How employee ownership transformed Clansman Dynamics
Dick Philbrick on how Scottish engineering firm Clansman Dynamics became an employee owned enterprise
If you're born, as I was, in a twee Suffolk village with large farms the divide between farmer and very small number of farm workers does not seem unbridgeable. If you then go to work in a Merseyside shipyard the chasm between foreman and plater, let alone between manager and shareholder seems to make commitment and cooperation impossible.
The shipyard agreed that I could go and work on an Israeli kibbutz in a university vacation ? suspect they were pleased to get rid of me! When I returned and wrote a report, as agreed, but in which I compared the industrial relations in the kibbutz factory where I stuffed beans in tins, with those in the shipyard where few worked, I was sacked. Blessed relief and an early lesson that the type of ownership and form of organisation has a large impact on productivity and commitment. Further employment briefly as a civil servant and in engineering companies that struggled to survive convinced me that employee ownership would offer a richer working environment with more chance of success.
John Stuart Mill wrote in 1848 in Political Economy about what we would now call employee ownership. In 1972, when he was Rector of Glasgow University, the shipyard shop steward Jimmy Reid made a powerful speech in which he vividly described the alienation felt by fellow shipyard workers. All fine words that resulted in few actions. The problem was clear for me: how could a real manufacturing and exporting business be started where it was owned by the workers of that business?
I started Clansman Dynamics in 1994 with two other engineers and we had a plan to produce a world-beating range of handling equipment for the forge and foundry industries. The problems of raising capital, the seeming impossibility of getting any customer to buy anything from such a small and unknown company, the determination of competitors to stifle our efforts at birth...all these issues absorbed our energies in a daily struggle to survive. There might not be any business for the employees to own ? survival was our priority.
We slowly became increasingly successful. Three years of losses have been followed by fifteen years of profits. In 2003, while selling a machine to a foundry within the Mondragon Cooperative movement in the Basque country, I came face to face with the raw motivation of employees in an employee-owned business and vowed that I would try again to convert Clansman to employee ownership. We would all meet each month and I would try to explain profits, problems, orders, and answer any questions. I felt I was communicating in an open way, but in reality it was more me talking at them. Another prompt came in one of our monthly sessions when one of the engineers said "Dick you're an old bugger ? what happens to Clansman after you have moved on?" I tried again to discuss employee ownership with the other shareholders but could see no way through the arithmetic. Meanwhile, foreign buyers were approaching me to buy Clansman with schmaltzy noises of millions of pounds, and help with marketing and funding.

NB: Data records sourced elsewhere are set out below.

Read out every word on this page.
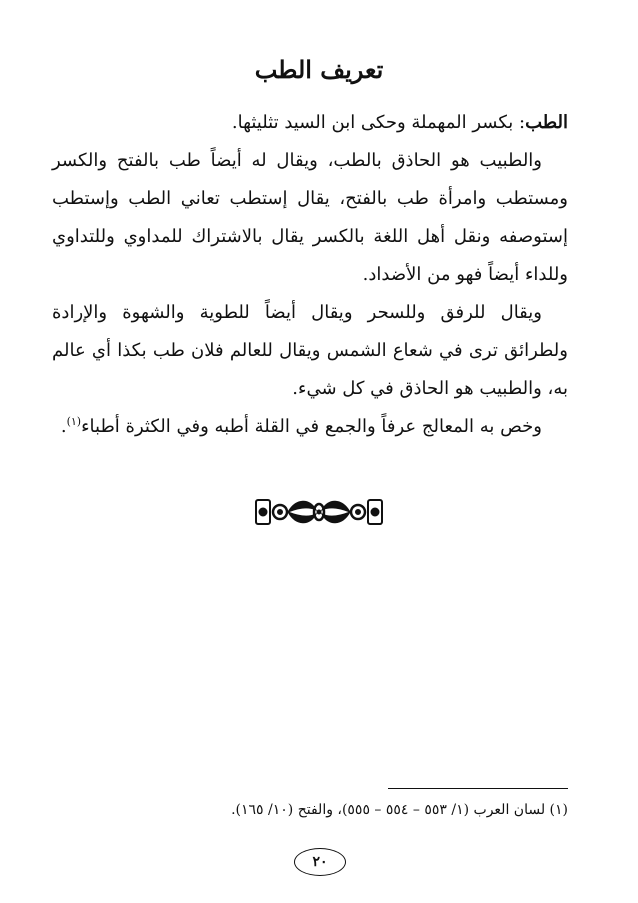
تعريف الطب

الطب: بكسر المهملة وحكى ابن السيد تثليثها.

والطبيب هو الحاذق بالطب، ويقال له أيضاً طب بالفتح والكسر ومستطب وامرأة طب بالفتح، يقال إستطب تعاني الطب وإستطب إستوصفه ونقل أهل اللغة بالكسر يقال بالاشتراك للمداوي وللتداوي وللداء أيضاً فهو من الأضداد.

ويقال للرفق وللسحر ويقال أيضاً للطوية والشهوة والإرادة ولطرائق ترى في شعاع الشمس ويقال للعالم فلان طب بكذا أي عالم به، والطبيب هو الحاذق في كل شيء.

وخص به المعالج عرفاً والجمع في القلة أطبه وفي الكثرة أطباء$^{(١)}$.

(١) لسان العرب (١/ ٥٥٣ – ٥٥٤ – ٥٥٥)، والفتح (١٠/ ١٦٥).
٢٠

I was not interested in years of struggle with 40 others simply resulting in yet another engineering business disappearing across the channel. I resolved to begin the process of buying out what was now just one other shareholder. Clansman had grown organically; new products had been launched each year; 95% of sales were exported and we had been profitable for 15 years. I turned down the offer of a management buyout made by some of the managers ? management buyouts often seem to have a similar 'must- sell-the business-to-realise-the investment ' thrust as for venture capitalists. I hoped that employee ownership would weld the business to Scotland and set it up for the long term. Engineering needs long term development and is not suited to the Anglo-Saxon method of fattening to sell fast. The employee ownership model responds to this.
Finally, in November 2008 John Alexander and David Erdal (read his marvellous book Beyond the Corporation; Humanity Working) from the Baxi Partnership helped me shape the proposition I would make to the employees. Our commercial director Jim McManus was immediately enthusiastic about it. Surely if the 'bean counter' was on board others would be enthusiastic? In my darker moments I could not believe that we could persuade hardened North Lanarkshire engineers to part with hard earned cash for a piece of paper called a share certificate.

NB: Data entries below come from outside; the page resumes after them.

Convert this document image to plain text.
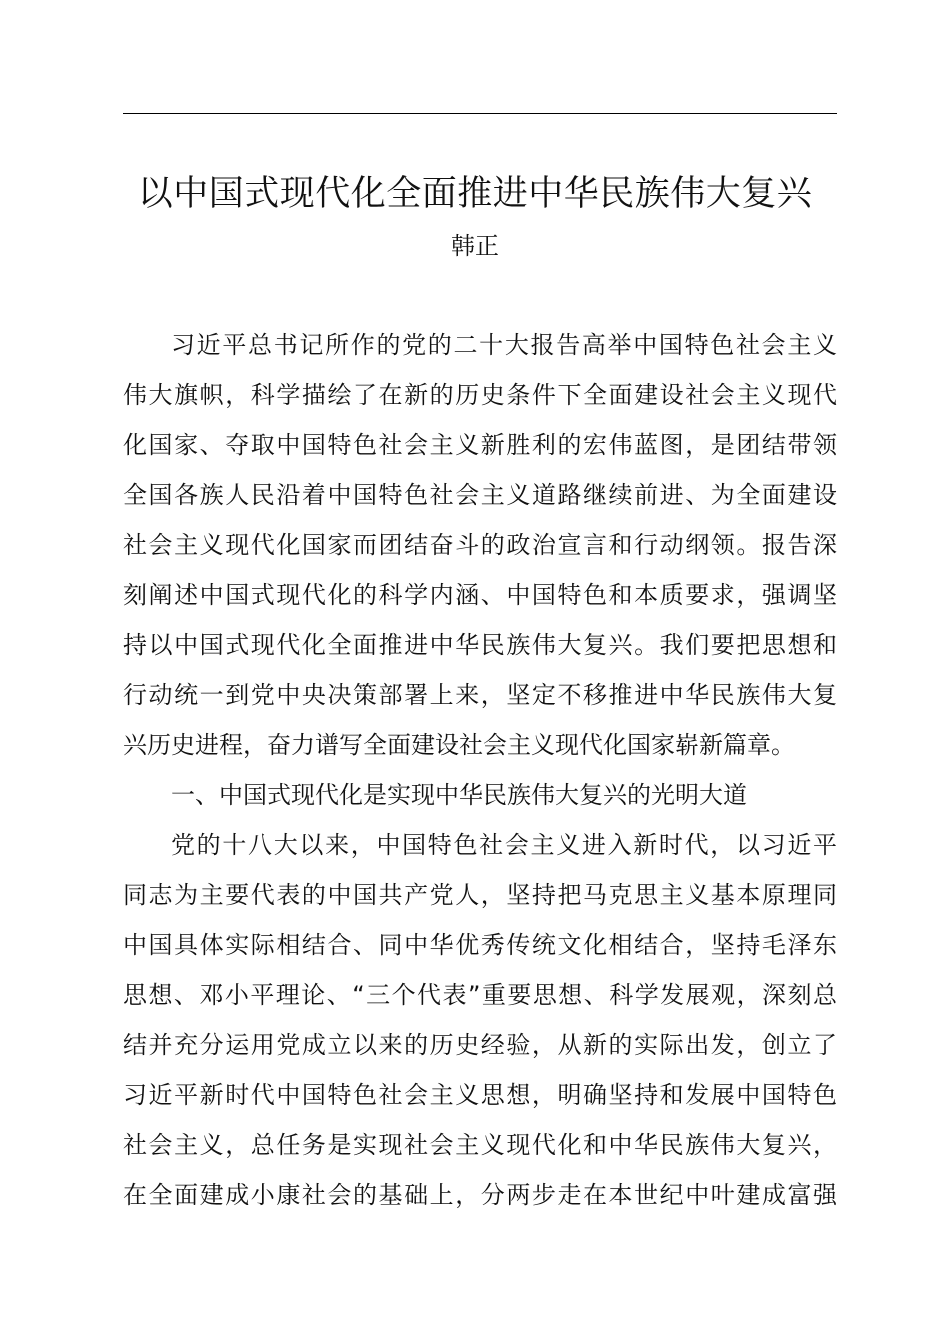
以中国式现代化全面推进中华民族伟大复兴
韩正
习近平总书记所作的党的二十大报告高举中国特色社会主义
伟大旗帜，科学描绘了在新的历史条件下全面建设社会主义现代
化国家、夺取中国特色社会主义新胜利的宏伟蓝图，是团结带领
全国各族人民沿着中国特色社会主义道路继续前进、为全面建设
社会主义现代化国家而团结奋斗的政治宣言和行动纲领。报告深
刻阐述中国式现代化的科学内涵、中国特色和本质要求，强调坚
持以中国式现代化全面推进中华民族伟大复兴。我们要把思想和
行动统一到党中央决策部署上来，坚定不移推进中华民族伟大复
兴历史进程，奋力谱写全面建设社会主义现代化国家崭新篇章。
一、中国式现代化是实现中华民族伟大复兴的光明大道
党的十八大以来，中国特色社会主义进入新时代，以习近平
同志为主要代表的中国共产党人，坚持把马克思主义基本原理同
中国具体实际相结合、同中华优秀传统文化相结合，坚持毛泽东
思想、邓小平理论、“三个代表”重要思想、科学发展观，深刻总
结并充分运用党成立以来的历史经验，从新的实际出发，创立了
习近平新时代中国特色社会主义思想，明确坚持和发展中国特色
社会主义，总任务是实现社会主义现代化和中华民族伟大复兴，
在全面建成小康社会的基础上，分两步走在本世纪中叶建成富强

Jim was more than on board ? he saw the prospect as a fantastic opportunity to break the mould (albeit in our tiny way). It was a bargain and Scots appreciate them but it was still a huge step for most. Within a few months, he announced the 'cheques were in the drawer' and all he we need is for the bank to 'stop fannying around'.
By December 2009 the deed was done. The employee buyout has completely changed the complexion of our monthly pizza and coke meeting when 40 of us cram into our largest room. Nothing is off limits except knowledge of individual salaries for the moment. Sales are up 50%. The assembly area has been doubled. Employees are slowly buying more shares each month, which is a statement in itself.
Confidence, equality, fairness, security, empowerment??all these intangibles have been given a boost. We are trying to combine the passion of the Italians and the precision of the Germans with the friendliness, energy and commitment that an employee owned business can bring. So far, so very good.
Dick Philbrick is managing director of Clansman, which he started in 1994.